Congressional reaction to the announcement has pretty much fallen along party lines in both the House and Senate in the wake of yesterday’s celebratory news conference by Commerce Secretary Gary Locke, who cited three main reasons for the savings:
Officials did not have to tap into a contingency fund for “unforeseen events we planned for, such as natural disasters or the H1N1 flu pandemic”;
Census enumerators didn’t have to do as many follow up interviews;
Officials saved additional money by streamlining internal operations.
“I’m proud of Dr. Groves, as well as the entire Census Bureau staff, for running such an efficient and well-oiled Census,” says Rep. William Lacy Clay, (D-Mo). He is the chairman of the Oversight and Government Reform subcommittee on Information Policy, Census and National Archives Subcommittee which has direct oversight over the census.
Putting Monday’s budget news in perspective, Clay recalls 2007 and 2008 when computer software development problems and the eventual decision not to proceed with the automation of many census activities, including the use of hand-held computers for the 2010 decennial count, rocked the preparation for the count.
“Let’s face it, the Census started off in a rough space,” he said in a Capitol Hill interview, “especially with the debacle of the hand-held and having to go back to paper, and hire these additional enumerators. But it also tells you with the support of Congress, the people at the Commerce Department and the Census Bureau can do an efficient job of counting Americans every decade.”
Elsewhere on Capitol Hill reaction to the news of the $1.6 billion dollars in savings from the census varied along party lines.

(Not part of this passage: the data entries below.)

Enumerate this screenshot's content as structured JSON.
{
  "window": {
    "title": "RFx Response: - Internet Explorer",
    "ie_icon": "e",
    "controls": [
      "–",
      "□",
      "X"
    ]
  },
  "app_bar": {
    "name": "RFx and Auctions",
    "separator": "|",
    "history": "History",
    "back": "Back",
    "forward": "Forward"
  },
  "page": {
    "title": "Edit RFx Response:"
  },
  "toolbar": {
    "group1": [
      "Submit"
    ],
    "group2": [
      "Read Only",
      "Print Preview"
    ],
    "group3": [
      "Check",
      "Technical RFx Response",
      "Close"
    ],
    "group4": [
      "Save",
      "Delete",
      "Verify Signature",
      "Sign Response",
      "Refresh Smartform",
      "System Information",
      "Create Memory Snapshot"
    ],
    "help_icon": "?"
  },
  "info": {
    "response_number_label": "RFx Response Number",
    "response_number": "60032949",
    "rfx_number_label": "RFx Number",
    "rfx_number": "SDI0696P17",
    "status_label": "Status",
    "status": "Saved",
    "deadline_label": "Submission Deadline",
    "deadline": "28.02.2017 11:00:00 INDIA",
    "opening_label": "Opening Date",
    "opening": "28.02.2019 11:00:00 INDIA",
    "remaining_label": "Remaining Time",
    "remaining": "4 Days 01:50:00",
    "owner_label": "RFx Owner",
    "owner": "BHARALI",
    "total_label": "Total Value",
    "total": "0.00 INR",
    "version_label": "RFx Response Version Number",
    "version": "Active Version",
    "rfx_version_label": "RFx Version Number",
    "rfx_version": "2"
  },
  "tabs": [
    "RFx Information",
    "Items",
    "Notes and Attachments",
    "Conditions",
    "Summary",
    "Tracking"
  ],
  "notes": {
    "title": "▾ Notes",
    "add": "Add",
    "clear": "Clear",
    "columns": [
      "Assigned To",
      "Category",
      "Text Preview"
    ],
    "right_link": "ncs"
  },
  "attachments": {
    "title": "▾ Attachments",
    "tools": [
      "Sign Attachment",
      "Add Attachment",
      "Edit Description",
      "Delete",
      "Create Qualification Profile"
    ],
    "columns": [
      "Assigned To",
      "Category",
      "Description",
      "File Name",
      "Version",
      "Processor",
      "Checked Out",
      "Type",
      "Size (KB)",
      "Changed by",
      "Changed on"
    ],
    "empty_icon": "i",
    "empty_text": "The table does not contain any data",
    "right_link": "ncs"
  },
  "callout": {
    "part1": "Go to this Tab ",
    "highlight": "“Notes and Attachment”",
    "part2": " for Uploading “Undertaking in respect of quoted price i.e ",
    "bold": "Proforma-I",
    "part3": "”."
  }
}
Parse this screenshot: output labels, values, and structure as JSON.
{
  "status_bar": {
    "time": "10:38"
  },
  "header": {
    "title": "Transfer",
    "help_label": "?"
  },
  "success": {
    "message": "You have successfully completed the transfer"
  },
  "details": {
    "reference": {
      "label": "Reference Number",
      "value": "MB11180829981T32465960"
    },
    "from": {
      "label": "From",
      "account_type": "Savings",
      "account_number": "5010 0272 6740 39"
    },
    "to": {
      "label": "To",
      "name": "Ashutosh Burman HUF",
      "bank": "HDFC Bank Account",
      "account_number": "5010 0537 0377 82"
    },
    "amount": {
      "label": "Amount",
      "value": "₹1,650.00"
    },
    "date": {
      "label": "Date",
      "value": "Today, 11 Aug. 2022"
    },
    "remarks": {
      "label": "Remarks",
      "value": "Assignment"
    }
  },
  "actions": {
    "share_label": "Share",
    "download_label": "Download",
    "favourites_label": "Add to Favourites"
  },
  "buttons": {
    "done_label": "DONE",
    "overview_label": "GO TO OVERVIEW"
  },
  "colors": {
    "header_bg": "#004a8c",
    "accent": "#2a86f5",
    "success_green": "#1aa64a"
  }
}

Clay’s colleague on the Oversight Committee, Rep. Darrel Issa (R-Calif.), the panel’s ranking member, issued a press release debunking the claimed savings, saying instead that the Census ran $3 billion over budget, and called it “smoke-and-mirrors budget gimmickry.”
On the Senate side, Sen. Tom Carper (D.-Del.), whose subcommittee oversees the census, issued a statement congratulating Groves on the return of $1.6 billion dollars to the Treasury, and trumpeting his bill to streamline management of the 2020 Census.
Sen. Joseph Lieberman (I-Conn.), chairman of the Homeland Security and Governmental Affairs Committee, issued his own press release praising the news, saying, “A little bit of luck, hard work by census employees and the cooperation of people who mailed back their forms means this massive undertaking has come in under budget, a pleasant surprise.”
Meanwhile, Groves says officials still have months of work to do this fall before they reach the Dec. 31st deadline for delivering the results of the 2010 Census.
As an example, Groves says census workers will be returning to 1 out of every 700 homes originally surveyed as part of a “coverage management operation.” He says this is a survey intended to double-check the accuracy of the census information gathered since this spring. Results of this quality control census survey are not expected until 2012.